De la même manière que le choix du titre du film paraît trivial, le synopsis semble l’être aussi à première vue: un père, soucieux du bonheur de sa fille Inès, vient contrarier la vie terne, morose et fondamentalement esseulée qu’elle mène, au rythme de challenges professionnels et de relations affectives et sociales aseptisées.

Toutefois, le film va prendre de l’envergure et va offrir au spectateur l’occasion de s’imprégner progressivement des différentes émotions éprouvées, souvent réprimées, par les protagonistes.

Inès vit dans un monde métallique, ordonné, lisse et froid. Elle enfuit une douleur et une solitude irrecevables dans le sommeil, dans les lignes de cocaïne et dans une sexualité désincarnée.

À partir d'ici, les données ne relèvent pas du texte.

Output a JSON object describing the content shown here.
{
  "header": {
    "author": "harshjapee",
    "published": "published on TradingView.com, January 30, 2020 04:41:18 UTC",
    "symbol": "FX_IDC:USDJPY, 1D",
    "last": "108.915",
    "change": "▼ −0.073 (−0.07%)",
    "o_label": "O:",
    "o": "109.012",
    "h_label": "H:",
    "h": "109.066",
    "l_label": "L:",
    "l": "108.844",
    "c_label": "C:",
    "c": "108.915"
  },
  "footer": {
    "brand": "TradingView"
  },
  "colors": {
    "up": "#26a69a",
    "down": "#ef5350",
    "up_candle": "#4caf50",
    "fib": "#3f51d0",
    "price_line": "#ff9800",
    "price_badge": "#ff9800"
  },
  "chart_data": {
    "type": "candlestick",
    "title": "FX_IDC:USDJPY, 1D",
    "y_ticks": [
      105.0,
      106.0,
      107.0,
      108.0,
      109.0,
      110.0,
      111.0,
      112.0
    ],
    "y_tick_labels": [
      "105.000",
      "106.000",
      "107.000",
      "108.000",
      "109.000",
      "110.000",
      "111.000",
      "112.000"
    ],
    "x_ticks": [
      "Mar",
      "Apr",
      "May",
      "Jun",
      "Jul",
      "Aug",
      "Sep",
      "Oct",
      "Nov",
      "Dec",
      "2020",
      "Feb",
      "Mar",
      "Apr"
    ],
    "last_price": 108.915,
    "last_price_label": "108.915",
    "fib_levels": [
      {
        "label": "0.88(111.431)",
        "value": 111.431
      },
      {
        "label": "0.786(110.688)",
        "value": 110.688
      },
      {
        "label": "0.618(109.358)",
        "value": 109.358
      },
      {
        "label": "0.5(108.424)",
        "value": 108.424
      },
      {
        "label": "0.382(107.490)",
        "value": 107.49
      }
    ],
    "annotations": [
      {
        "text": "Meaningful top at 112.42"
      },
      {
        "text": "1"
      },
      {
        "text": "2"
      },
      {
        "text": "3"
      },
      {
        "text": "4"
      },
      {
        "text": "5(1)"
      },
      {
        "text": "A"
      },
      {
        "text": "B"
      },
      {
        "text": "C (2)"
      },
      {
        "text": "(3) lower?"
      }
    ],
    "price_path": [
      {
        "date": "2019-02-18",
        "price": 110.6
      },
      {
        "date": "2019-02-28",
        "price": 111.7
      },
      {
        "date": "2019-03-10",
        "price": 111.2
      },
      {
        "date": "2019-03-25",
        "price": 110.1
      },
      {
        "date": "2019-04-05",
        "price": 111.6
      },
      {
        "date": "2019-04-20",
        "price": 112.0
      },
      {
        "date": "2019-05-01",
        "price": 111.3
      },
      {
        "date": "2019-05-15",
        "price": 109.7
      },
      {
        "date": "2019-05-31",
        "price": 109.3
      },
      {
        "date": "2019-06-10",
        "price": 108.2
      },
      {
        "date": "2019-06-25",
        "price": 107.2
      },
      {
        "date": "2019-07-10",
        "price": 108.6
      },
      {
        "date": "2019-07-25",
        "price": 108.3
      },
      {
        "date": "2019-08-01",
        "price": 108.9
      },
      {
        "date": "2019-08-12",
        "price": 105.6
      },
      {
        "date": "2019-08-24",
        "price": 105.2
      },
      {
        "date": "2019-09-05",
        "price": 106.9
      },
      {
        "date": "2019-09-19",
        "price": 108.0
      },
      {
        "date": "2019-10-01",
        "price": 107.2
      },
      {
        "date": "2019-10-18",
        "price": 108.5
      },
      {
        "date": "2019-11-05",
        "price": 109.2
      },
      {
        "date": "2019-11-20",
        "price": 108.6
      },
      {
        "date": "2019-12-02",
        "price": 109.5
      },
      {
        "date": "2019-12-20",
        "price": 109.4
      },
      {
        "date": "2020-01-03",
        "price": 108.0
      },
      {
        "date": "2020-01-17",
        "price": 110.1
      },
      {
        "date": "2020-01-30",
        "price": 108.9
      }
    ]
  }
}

Son père, clown triste, va se donner un nom d’emprunt, et se créer un personnage qui, tel un bouffon, s’immisce dans les relations professionnelles et amicales de sa fille. Il la surprend, l’agace, lui fait honte, par des comportements et des propos cocasses, déjantés, impertinents, désinvoltes, provoquants, tendres aussi.

Victor Hugo écrit que « le propre d’un fou de cour, c’est de dire çà et là des choses étranges et folles par l’expression, vraies et sages par la pensée » (Correspondance,1839, p. 569).

C’est exactement ce que fait Toni, le père qui reflète à sa fille la part d’elle qu’elle se refuse de voir, celle qui vibre d’émotions vraies et mises à nu, celle qui se leurre dans un environnement faux ou déshumanisé.

Le film s’achève sur une interrogation : Inès a-t-elle intégré en elle son père vitalisant, anti-dépresseur, anti-narcissique, et va-t-elle voir et regarder le monde autour d’elle avec d’autres yeux, et croquer la vie avec d’autres dents ?

Dans l’après-coup, je me suis imaginée que la fin du film pouvait aussi en être le prélude ; il débuterait alors qu’Inès est revenue sur les lieux de son enfance et pense à ce que son père lui a laissé en héritage. Toni Erdmann devient ainsi l’imago paternelle issue de la vie fantasmatique de la jeune femme ; ce personnage paternel, attentionné, burlesque mais déterminé, puisé dans la veine d’un Surmoi édificateur et protecteur, vient alors marcher dans les rêveries d’Inès et veille à la maintenance coûte que coûte d’une ouverture potentielle du Moi au monde, au respect de soi-même, aux liens d’amour et d’humour.